Maria Tindara Azzaro è nata nel 1999 a Sant’Agata di Militello, vive e lavora tra Caronia e Palermo. Ha conseguito il diploma accademico di secondo livello in Scultura all’Accademia di Belle Arti di Palermo. Dal 2023 al 2025 ha realizzato il Premio Genio Città di Palermo. Nel 2024 è stata tra gli artisti selezionati dal PNA - Premio nazionale delle Arti. Nel 2025 ha vinto il bando per la residenza d'artista del Verein Dusseldorf Palermo e. V. a Düsseldorf, e nella stessa città ha seguito l’Erasmus organizzato dall'Accademia di Belle Arti di Palermo. Tra le mostre: 2026 Generazione Sicilia: collezione Elenk’Art a cura di Alessandro Pinto e Sergio Troisi, per Gibellina Capitale dell’Arte Contemporanea 2026, MAC- Museo di Arte Contemporanea, Gibellina; 2025 Winter Ausstellung V Ed. curated by Verein Düsseldorf Palermo e V., Haus der kunst, Cantieri Culturali alla Zisa, Palermo; 2025 Schrecklich/Schön- Patagonisch a cura di Michael Kortländer, Freibad, Düsseldorf; 2025 Residenzen-Palermo/Düsseldorf, Mostra di fine residenza con Inessa Emmer, a cura di Michael Kortländer, Verein Düsseldorf Palermo e V. Düsseldorf; 2024 Winterausstellung IV Ed. curated by Verein Düsseldorf Palermo e V., Haus der kunst, Cantieri Culturali alla Zisa, Palermo; 2025 Con il sole al tramonto a cura di Carlo Corona, La Siringe, Palermo; 2024 Zone di libera inflessione - Mostra collettiva a cura di Carlo Corona + Osservatorio Futura, Torino; 2024 KLASSE 2 - Mostra collettiva a cura di Alessandro Bazan e Daniele Franzella- Verein Düsseldorf Palermo e V. Haus Der kunst, Cantieri culturali alla Zisa, Palermo.
PROSSIME RESIDENZE
Tony Lombardo
Nel suo intervento nella Glass-room, Tony Lombardo immagina la vetrina come un set, un market-officina, una piccola fabbrica di metamorfosi in cui ogni corpo, umano e animale, si rompe e si ricompone.
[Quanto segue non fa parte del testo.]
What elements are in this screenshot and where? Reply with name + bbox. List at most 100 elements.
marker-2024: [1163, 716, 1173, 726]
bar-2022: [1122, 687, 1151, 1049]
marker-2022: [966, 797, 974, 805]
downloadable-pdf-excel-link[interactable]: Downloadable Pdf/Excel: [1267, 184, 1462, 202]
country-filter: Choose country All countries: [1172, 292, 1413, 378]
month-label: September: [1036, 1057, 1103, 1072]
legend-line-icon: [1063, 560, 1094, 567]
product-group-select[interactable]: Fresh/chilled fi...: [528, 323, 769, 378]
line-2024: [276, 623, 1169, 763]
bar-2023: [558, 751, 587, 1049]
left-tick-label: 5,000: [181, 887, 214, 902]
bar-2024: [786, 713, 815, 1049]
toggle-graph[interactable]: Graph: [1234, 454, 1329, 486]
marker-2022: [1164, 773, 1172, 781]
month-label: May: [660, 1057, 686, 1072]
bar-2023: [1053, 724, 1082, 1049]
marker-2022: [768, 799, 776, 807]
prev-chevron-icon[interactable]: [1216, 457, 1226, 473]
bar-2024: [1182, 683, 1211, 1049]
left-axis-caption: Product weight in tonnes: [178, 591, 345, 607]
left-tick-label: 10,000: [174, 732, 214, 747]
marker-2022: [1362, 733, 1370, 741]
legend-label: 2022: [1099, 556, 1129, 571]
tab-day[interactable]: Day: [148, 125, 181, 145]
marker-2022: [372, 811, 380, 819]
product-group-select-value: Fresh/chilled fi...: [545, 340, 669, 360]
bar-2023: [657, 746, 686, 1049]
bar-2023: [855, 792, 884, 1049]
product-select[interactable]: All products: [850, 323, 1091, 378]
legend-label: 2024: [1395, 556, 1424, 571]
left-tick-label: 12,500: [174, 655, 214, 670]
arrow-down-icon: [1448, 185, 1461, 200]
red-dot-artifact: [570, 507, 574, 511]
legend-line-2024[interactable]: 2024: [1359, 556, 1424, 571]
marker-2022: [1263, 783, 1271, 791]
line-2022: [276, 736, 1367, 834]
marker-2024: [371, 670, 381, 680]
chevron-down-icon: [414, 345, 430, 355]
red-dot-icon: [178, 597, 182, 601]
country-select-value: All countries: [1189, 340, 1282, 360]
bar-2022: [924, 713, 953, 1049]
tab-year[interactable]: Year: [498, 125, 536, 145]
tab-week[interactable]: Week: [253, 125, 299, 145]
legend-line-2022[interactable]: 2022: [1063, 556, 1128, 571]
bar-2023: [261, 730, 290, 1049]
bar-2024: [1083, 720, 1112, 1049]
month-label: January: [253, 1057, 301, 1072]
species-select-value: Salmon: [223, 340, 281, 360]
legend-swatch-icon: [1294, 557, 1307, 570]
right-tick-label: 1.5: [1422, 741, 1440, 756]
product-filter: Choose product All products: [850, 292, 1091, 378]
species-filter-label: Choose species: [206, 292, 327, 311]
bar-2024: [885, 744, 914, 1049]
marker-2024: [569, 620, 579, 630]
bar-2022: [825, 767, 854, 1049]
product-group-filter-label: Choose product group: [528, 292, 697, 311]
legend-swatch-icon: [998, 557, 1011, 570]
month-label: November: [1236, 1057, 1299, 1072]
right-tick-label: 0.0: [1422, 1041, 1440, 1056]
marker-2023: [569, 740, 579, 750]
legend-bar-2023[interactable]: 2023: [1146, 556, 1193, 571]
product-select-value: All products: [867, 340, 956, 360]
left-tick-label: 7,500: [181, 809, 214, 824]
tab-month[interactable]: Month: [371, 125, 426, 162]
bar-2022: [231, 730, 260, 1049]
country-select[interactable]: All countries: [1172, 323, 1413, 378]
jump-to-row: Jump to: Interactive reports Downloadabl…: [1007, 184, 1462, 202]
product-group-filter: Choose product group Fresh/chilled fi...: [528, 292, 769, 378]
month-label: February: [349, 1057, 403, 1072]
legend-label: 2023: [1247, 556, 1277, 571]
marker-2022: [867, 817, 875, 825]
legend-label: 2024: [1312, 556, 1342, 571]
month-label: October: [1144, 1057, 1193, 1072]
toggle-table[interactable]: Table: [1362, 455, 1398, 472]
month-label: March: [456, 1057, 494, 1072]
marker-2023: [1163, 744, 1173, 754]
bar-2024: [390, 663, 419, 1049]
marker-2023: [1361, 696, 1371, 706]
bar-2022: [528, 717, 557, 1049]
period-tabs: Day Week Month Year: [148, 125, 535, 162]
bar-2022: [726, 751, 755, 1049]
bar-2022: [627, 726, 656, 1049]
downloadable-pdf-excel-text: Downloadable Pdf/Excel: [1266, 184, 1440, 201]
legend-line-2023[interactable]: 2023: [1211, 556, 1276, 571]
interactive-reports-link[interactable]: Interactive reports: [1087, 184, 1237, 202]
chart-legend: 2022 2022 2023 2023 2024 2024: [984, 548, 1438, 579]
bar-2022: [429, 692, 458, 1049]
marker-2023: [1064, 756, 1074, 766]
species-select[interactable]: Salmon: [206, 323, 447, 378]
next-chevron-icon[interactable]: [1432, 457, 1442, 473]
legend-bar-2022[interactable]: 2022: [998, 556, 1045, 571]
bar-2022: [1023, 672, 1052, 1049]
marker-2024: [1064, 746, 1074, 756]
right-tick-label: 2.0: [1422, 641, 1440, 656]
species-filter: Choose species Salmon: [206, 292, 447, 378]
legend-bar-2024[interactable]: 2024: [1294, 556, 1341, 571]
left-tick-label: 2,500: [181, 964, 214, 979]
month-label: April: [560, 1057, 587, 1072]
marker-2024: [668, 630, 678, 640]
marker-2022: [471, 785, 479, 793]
Stand in ferro trattato espongono “merci” ibride – museruole, collari, protesi, targhette – sospese tra pet shop e Wunderkammer, tra cura e controllo. La scena rimanda agli animali che accompagnavano i soldati nei conflitti e ai mutilati di guerra riportati alla vita grazie alle protesi, evocando la Palermo dei primi del Novecento e una storia industriale e medica quasi dimenticata. Cavi intrecciati, pareti in legno forato, neon freddi e una patina monocroma costruiscono un ambiente che sembra un documento d’archivio e allo stesso tempo una visione distopica. Ne nasce una narrazione che incrina i confini tra naturale e artificiale, organico e sintetico, abbandono e addomesticamento.
Aurora Amorelli
Il suo materiale per scelta è la gommapiuma, organica, morbida, inclina a modellarsi: la ricerca di Aurora Amorelli si muove costantemente tra i poli di forma, materia e spazio, ogni sua creazione non è che la materializzazione di una visione interiore, un processo che nasce nella mente per trovare compimento in un corpo plastico, essenziale a se stesso e al contesto che lo ospita. Negli ultimi anni, il suo lavoro si è concentrato sul concetto di dualità: la coesistenza di forze opposte che definiscono l’esperienza umana. Interpreta l’identità come il risultato di una stratificazione dinamica tra conscio e inconscio, due dimensioni inseparabili la cui interazione genera equilibrio anziché conflitto.